Uncategorized
Corporations Steal Salary from Workers
Big business is running up huge profits. Wages are low and the economy is doing better. But many companies are still nickel-and-diming workers of their fair share even as they scrape along to earn a living.
The latest example is in Wisconsin, where Hormel Foods wouldn’t pay its employees for the roughly six minutes a day they spent putting on protective clothing to get to work and taking it off when they’re finished. Somehow, those at the canning plant felt this is something its workers did for fun.
Thankfully, the Wisconsin Supreme Court didn’t agree, siding with the workers that they should be paid for their time. As Gawker reported, the workers’ membership in the United Food and Commercial Workers (UFCW) was a real asset:
“The most notable thing about this case is that it took a team of attorneys from the UFCW union in order to get these more than 300 workers the proper compensation that they were due. Had they not had a team of union attorneys working on their behalf, they would have gotten nothing, for the simple reason that the company just felt that it didn’t have to pay them for all their time. Knowing that only a small fraction of American workers are unionized, it is easy to imagine how many thousands and thousands of workers in other workplaces are getting screwed out of their proper compensation because their employer arbitrarily categorizes some portion of their time spent at work as not being work.”

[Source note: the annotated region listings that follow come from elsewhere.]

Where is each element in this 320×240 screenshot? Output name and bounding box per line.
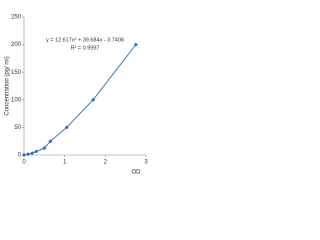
data-point	[48, 139, 53, 144]
x-axis-label: OD	[132, 170, 142, 176]
y-axis-label: Concentration (pg/ ml)	[5, 56, 11, 115]
y-tick-label: 100	[11, 97, 22, 103]
x-tick-label: 2	[104, 160, 108, 166]
data-point	[64, 125, 69, 130]
data-point	[30, 151, 35, 156]
data-point	[42, 146, 47, 151]
y-tick-label: 150	[11, 70, 22, 76]
y-tick-label: 200	[11, 42, 22, 48]
y-tick-label: 250	[11, 15, 22, 21]
data-point	[133, 42, 138, 47]
background	[0, 0, 152, 190]
y-tick-label: 0	[18, 153, 22, 159]
x-tick-label: 0	[22, 160, 26, 166]
chart: Concentration (pg/ ml) OD y = 12.617x² +…	[0, 0, 152, 190]
data-point	[26, 152, 31, 157]
data-point	[22, 153, 26, 157]
r-squared: R² = 0.9997	[71, 45, 100, 51]
data-point	[91, 97, 96, 102]
x-tick-label: 1	[63, 160, 67, 166]
y-tick-label: 50	[14, 125, 21, 131]
x-tick-label: 3	[144, 160, 148, 166]
data-point	[34, 149, 39, 154]
equation: y = 12.617x² + 39.684x - 3.7408	[46, 37, 124, 43]
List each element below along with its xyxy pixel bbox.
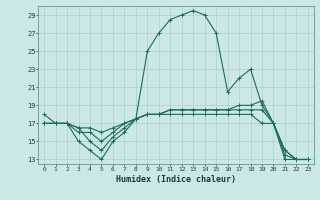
X-axis label: Humidex (Indice chaleur): Humidex (Indice chaleur) [116,175,236,184]
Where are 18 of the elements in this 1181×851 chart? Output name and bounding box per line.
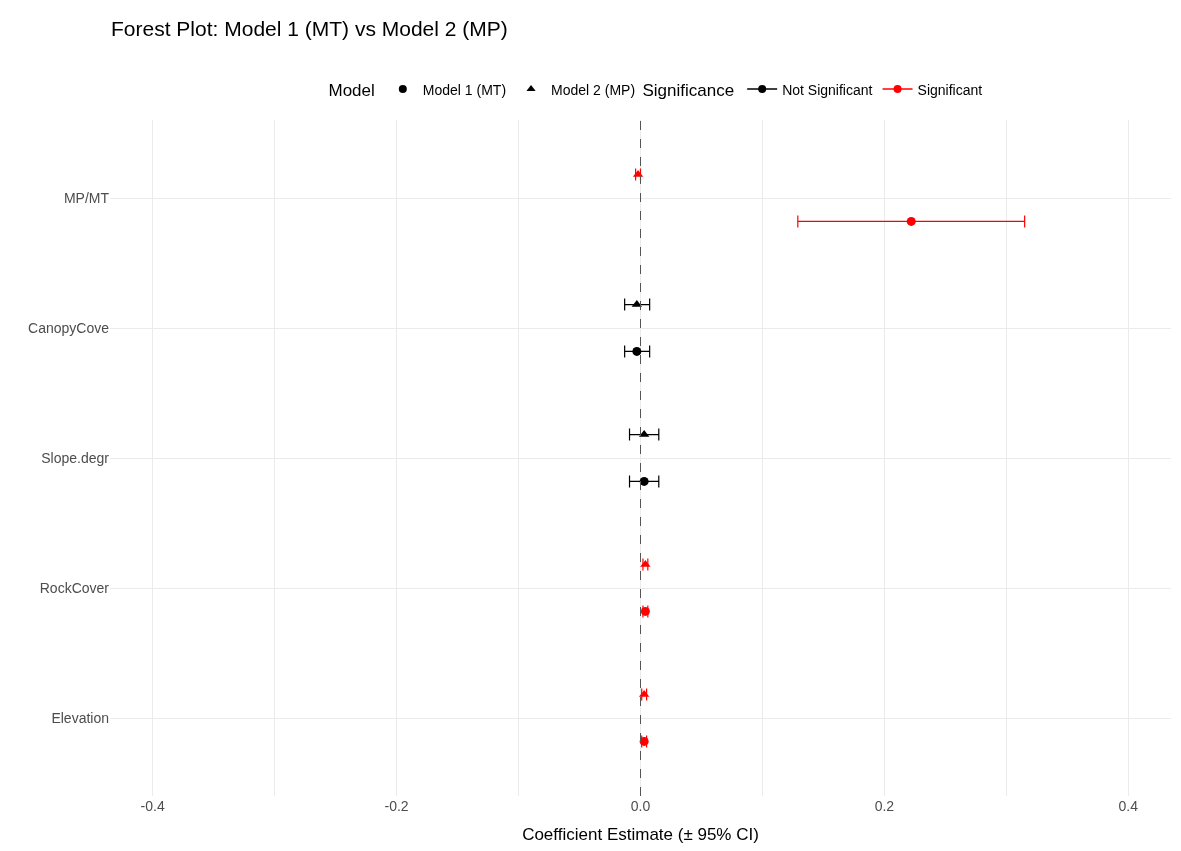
- y-tick-label: CanopyCove: [28, 319, 110, 336]
- text: Significance: [642, 80, 735, 100]
- x-tick-label: -0.2: [384, 798, 409, 814]
- y-tick-label: Slope.degr: [41, 449, 110, 466]
- y-tick-label: RockCover: [39, 579, 110, 596]
- x-tick-label: 0.2: [874, 798, 895, 814]
- x-tick-label: -0.4: [140, 798, 165, 814]
- legend-label: Model 2 (MP): [551, 81, 636, 98]
- y-tick-label: MP/MT: [63, 189, 110, 206]
- legend-label: Model 1 (MT): [422, 81, 507, 98]
- y-tick-label: Elevation: [51, 709, 109, 726]
- text: Model: [328, 80, 375, 100]
- chart-title: Forest Plot: Model 1 (MT) vs Model 2 (MP): [111, 16, 508, 40]
- legend-label: Significant: [917, 81, 983, 98]
- x-tick-label: 0.0: [630, 798, 651, 814]
- x-tick-label: 0.4: [1118, 798, 1139, 814]
- legend-label: Not Significant: [782, 81, 873, 98]
- x-axis-title: Coefficient Estimate (± 95% CI): [522, 825, 759, 845]
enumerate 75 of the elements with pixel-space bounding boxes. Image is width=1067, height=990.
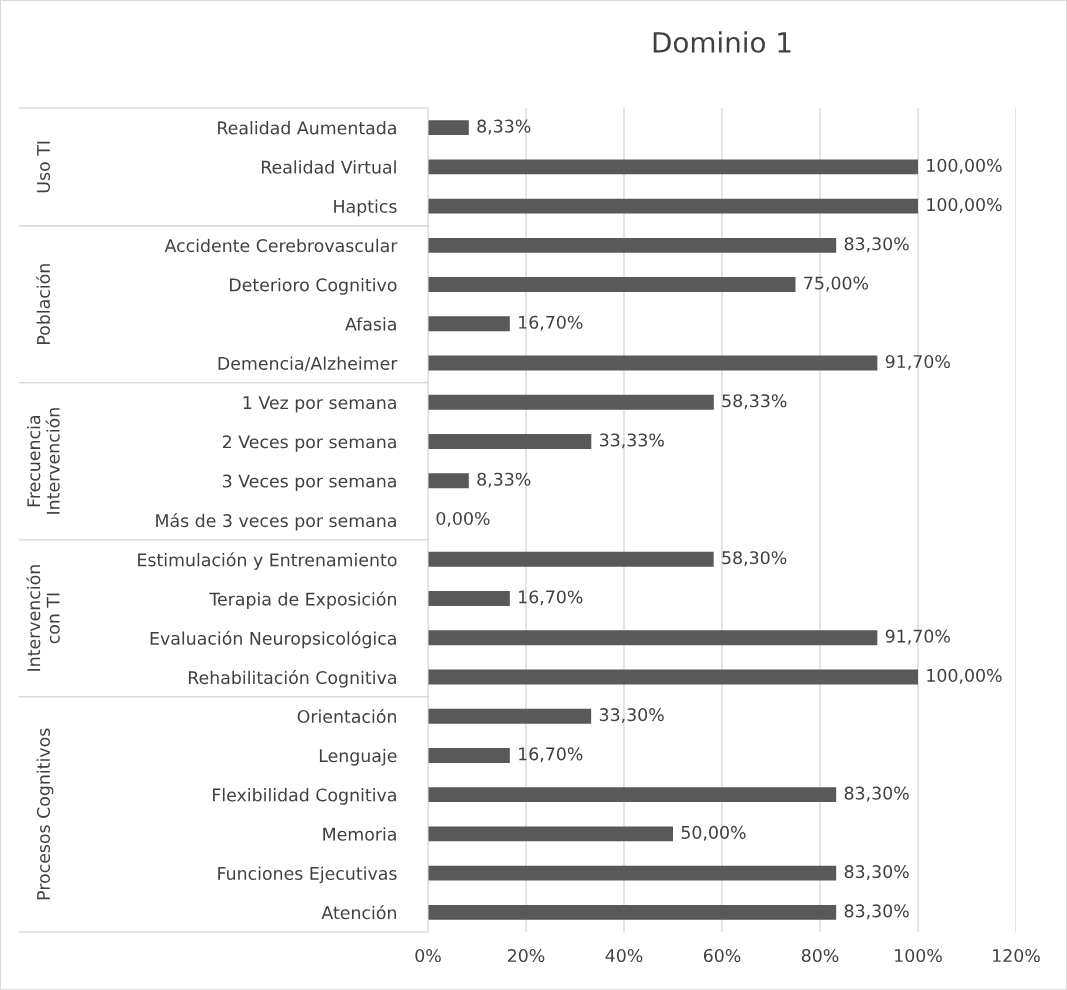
y-tick-label: Funciones Ejecutivas	[218, 866, 397, 884]
bar	[428, 277, 796, 293]
data-label: 100,00%	[927, 668, 1002, 684]
text: Frecuencia Intervención	[26, 408, 60, 514]
y-tick-label: Evaluación Neuropsicológica	[150, 630, 396, 649]
x-tick-label: 120%	[993, 948, 1040, 963]
y-tick-label: 2 Veces por semana	[222, 435, 396, 452]
y-tick-label: 3 Veces por semana	[222, 474, 396, 491]
y-tick-label: Realidad Aumentada	[218, 121, 396, 135]
bar	[428, 355, 878, 371]
data-label: 100,00%	[927, 198, 1002, 213]
y-tick-label: Más de 3 veces por semana	[156, 513, 396, 531]
y-tick-label: Deterioro Cognitivo	[230, 277, 397, 295]
data-label: 100,00%	[927, 158, 1002, 174]
data-label: 0,00%	[436, 511, 490, 527]
text: Población	[35, 264, 51, 344]
bar	[428, 434, 592, 449]
bar	[428, 473, 469, 489]
data-label: 83,30%	[844, 237, 909, 253]
y-tick-label: Lenguaje	[319, 748, 397, 766]
bar	[428, 551, 714, 567]
y-tick-label: Haptics	[334, 199, 397, 217]
y-tick-label: Flexibilidad Cognitiva	[213, 788, 396, 805]
x-tick-label: 40%	[605, 948, 643, 963]
data-label: 75,00%	[804, 276, 869, 292]
text: Uso TI	[37, 141, 51, 193]
data-label: 91,70%	[885, 629, 950, 645]
bar	[428, 630, 878, 646]
bar	[428, 708, 592, 724]
bar	[428, 865, 837, 881]
data-label: 16,70%	[519, 315, 583, 331]
data-label: 33,30%	[599, 708, 664, 723]
bar	[428, 120, 469, 136]
bar	[428, 198, 918, 214]
x-tick-label: 60%	[703, 948, 741, 963]
bar	[428, 904, 837, 920]
bar	[428, 826, 673, 842]
y-tick-label: Afasia	[345, 317, 396, 331]
bar	[428, 591, 510, 606]
data-label: 16,70%	[519, 747, 583, 763]
data-label: 58,33%	[722, 394, 787, 410]
y-tick-label: 1 Vez por semana	[243, 396, 396, 413]
data-label: 83,30%	[844, 865, 909, 880]
bar	[428, 747, 510, 763]
bar	[428, 669, 918, 685]
y-tick-label: Atención	[321, 905, 396, 920]
data-label: 33,33%	[599, 433, 664, 449]
x-tick-label: 100%	[895, 948, 942, 963]
bar	[428, 316, 510, 332]
y-tick-label: Rehabilitación Cognitiva	[188, 670, 396, 688]
y-tick-label: Estimulación y Entrenamiento	[138, 552, 397, 570]
x-tick-label: 80%	[801, 948, 839, 963]
data-label: 83,30%	[844, 786, 909, 802]
chart-title: Dominio 1	[653, 31, 791, 53]
data-label: 91,70%	[885, 354, 950, 370]
y-tick-label: Demencia/Alzheimer	[218, 356, 398, 372]
bar	[428, 394, 714, 410]
bar	[428, 787, 837, 803]
y-tick-label: Realidad Virtual	[261, 160, 396, 174]
y-tick-label: Terapia de Exposición	[209, 591, 396, 610]
data-label: 16,70%	[519, 590, 583, 606]
y-tick-label: Orientación	[297, 708, 396, 724]
data-label: 8,33%	[477, 119, 531, 135]
data-label: 83,30%	[844, 904, 909, 920]
y-tick-label: Memoria	[323, 827, 396, 841]
text: Procesos Cognitivos	[36, 728, 54, 900]
bar	[428, 159, 918, 175]
data-label: 50,00%	[681, 825, 746, 841]
bar	[428, 237, 837, 253]
x-tick-label: 20%	[507, 948, 545, 963]
x-tick-label: 0%	[415, 948, 441, 963]
data-label: 8,33%	[477, 472, 531, 488]
data-label: 58,30%	[722, 551, 787, 567]
y-tick-label: Accidente Cerebrovascular	[164, 238, 398, 253]
text: Intervención con TI	[26, 565, 60, 671]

But there are still other battles raging on in this issue. For example, the U.S. Supreme Court is still weighing Tyson Foods v. Bouaphakeo, which it heard last December. In that case, the meat processing giant is asking the high court not only to throw out a $6 million verdict issued against it, but to stop others from filing similar lawsuits against it going forward.
The company originally refused to allow its workers to punch a time clock until after they donned the gear they need for work. After several judgments against it, Tyson allotted four minutes a shift and applied it to workers. Workers in an Iowa plant, however, said that didn’t even come close. And review of video of workers coming and leaving the plant proved it, as Mother Jones magazine reported:
“Using those measurements, the plaintiffs estimated that some workers lost less than $50 in wages during the period covered by the suit. But for others, according to Scott Michelman, a lawyer from the Public Citizen Litigation Group representing the workers, the lost pay was upwards of $9,000. In all, after a nine-day trial, a jury concluded in 2011 that between 2004 and 2010, Tyson had stiffed workers nearly $3 million in wages under this system. The jury added additional damages to the award, bringing the total to nearly $6 million.”
In short, these aren’t inconsequential losses for workers, even though they might be for employers. Still, that doesn’t stop these companies from grabbing every cent they can. It is despicable, and shows why joining a union like the Teamsters is as important today as it’s ever been.